Moja sugestia do walki: (tu mechanicznie, bo fabularnie w poście napisałem)
Mam taki dynks, który nazywa się Eldrich Cannon Protector:
To daje 1d8+3 tymczasowych HP dla wybranych przeze mnie osób w promieniu 10 stóp od tego. W mojej bonus akcji (czyli co turę może nam dawać średnio 7,5 HP). Myslę, że jest to lepsza opcja na walkę niż miotacz ognia, który planowałem.
Sam Protector może chodzić/wspinać się 20 stóp na turę.
Bran stanie w pierwszej linii. Bazowo mam 19 AC, w reakcji mogę rzucić Shield (+5 do AC), więc powinienem wytrzymać kilka chwil.
Articifer ma tę wygodę, że WSZYTKIE jego czary wymagają komponentu materialnego, i to że przedmioty ulepszone jego Infuzją mogą być jego focusem.
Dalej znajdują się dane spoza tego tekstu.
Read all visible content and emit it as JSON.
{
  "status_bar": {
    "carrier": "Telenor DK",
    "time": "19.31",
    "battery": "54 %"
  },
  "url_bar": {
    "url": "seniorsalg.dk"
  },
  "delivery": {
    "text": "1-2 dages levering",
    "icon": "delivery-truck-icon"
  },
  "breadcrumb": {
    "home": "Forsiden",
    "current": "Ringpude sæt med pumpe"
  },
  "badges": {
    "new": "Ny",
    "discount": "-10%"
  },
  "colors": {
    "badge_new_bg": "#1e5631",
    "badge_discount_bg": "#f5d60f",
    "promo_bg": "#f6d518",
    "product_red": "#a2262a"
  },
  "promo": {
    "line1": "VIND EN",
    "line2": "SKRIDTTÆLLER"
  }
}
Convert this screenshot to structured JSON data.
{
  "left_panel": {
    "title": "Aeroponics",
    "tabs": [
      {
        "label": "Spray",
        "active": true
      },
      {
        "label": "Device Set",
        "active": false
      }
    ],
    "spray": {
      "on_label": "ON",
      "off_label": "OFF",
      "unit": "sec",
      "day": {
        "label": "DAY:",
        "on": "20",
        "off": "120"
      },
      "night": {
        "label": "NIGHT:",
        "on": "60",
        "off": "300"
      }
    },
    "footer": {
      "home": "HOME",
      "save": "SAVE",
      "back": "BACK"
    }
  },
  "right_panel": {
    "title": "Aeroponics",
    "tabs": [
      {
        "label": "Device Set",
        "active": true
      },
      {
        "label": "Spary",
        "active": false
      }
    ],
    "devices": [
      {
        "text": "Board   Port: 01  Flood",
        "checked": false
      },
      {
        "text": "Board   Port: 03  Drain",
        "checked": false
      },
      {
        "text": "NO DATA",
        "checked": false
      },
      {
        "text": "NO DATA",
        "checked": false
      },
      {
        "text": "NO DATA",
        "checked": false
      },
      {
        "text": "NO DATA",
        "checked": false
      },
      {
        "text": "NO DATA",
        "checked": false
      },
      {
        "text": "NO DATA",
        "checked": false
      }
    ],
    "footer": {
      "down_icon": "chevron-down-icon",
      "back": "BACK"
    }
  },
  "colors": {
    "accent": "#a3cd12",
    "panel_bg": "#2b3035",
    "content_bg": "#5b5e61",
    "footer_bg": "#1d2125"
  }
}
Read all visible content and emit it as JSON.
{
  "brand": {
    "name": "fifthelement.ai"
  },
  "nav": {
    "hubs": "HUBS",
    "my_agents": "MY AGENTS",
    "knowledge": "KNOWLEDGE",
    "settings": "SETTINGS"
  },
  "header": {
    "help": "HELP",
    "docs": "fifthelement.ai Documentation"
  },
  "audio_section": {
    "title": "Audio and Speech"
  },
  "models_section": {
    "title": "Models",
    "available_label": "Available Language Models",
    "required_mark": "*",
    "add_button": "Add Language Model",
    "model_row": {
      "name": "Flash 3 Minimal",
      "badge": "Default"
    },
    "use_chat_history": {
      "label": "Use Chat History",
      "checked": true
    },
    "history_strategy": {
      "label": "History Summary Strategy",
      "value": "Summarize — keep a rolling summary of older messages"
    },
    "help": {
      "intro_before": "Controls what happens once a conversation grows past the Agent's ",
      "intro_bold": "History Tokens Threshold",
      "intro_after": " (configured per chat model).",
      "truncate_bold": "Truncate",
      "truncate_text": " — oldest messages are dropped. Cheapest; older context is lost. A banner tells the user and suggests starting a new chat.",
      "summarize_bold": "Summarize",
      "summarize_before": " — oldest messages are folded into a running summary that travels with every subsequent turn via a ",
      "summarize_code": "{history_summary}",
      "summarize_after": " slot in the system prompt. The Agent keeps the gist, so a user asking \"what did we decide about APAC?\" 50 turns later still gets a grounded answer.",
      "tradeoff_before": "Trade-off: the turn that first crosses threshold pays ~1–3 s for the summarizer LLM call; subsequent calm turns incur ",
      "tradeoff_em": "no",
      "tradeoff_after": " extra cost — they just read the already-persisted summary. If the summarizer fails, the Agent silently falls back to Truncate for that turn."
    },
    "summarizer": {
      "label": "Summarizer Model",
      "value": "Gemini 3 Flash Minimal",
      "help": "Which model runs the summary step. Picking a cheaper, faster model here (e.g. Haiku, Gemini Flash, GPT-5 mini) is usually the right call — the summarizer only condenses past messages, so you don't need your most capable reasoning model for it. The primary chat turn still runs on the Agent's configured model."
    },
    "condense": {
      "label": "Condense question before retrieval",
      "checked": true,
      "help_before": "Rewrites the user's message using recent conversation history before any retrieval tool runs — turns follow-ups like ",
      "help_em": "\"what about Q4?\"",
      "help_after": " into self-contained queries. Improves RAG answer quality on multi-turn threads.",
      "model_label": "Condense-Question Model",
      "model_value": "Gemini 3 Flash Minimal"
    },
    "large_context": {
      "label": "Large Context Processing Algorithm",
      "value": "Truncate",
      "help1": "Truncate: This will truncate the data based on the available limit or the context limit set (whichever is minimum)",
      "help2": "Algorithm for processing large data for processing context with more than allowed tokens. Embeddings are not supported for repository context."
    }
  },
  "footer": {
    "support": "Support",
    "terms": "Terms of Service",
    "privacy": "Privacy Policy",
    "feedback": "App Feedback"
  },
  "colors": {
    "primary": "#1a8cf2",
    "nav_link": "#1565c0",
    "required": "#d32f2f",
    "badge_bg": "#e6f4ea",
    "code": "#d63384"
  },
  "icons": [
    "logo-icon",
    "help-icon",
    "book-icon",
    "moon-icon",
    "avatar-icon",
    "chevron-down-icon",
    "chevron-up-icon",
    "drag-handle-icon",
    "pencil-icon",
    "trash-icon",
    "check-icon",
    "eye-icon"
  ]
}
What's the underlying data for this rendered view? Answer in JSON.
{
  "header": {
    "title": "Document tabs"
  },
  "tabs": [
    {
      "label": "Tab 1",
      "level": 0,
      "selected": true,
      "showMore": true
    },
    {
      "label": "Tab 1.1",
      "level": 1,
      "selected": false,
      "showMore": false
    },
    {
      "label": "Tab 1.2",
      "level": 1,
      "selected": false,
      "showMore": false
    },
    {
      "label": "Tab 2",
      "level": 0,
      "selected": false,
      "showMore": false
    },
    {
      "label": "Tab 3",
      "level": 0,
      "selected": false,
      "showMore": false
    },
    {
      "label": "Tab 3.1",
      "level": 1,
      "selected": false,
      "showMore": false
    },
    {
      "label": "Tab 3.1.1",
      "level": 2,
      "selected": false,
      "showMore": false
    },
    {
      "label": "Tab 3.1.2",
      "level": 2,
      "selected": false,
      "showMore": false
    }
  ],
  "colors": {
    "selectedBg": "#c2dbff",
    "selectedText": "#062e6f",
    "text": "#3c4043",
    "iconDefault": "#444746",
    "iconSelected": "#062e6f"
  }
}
Co czyni go jedyną klasą, która bez featów może rzucić Shield mając obie ręce zajęte (pole siłowe generuje moja ulepszona zbroja
Podsumowując: biorę go na klatę + zapewniam leczenie dla ekipy w okolicy. Niestety, kosztem tego nie będę błyszczał w zadawaniu obrażeń, więc cały ciężar zabicia zrzucam na Was.
Poprzedni nieumarły miał wysokie AC, więc przyda się Faerie Fire. Mogę je rzucić, ale to jedna Tarcza mniej (a mam w sumie 3 sloty)
Jeżeli chodzi o Lottę, to w sumie nie wiem jaki kierunek rozwoju barbarzyńcy obrała. Zelota byłby cudny, bo radiant dmg na nieumarłych działa podwójnie.
Paladyn chyba jeszcze nie ma na tym poziomie czegoś mocno krzywdzącego nieumarłych. W sumie jeżeli macie jakieś sugestie, to chętnie posłucham. Bran jest stworzony jako Tank/Support, więc dajcie znać jak mogę supportować.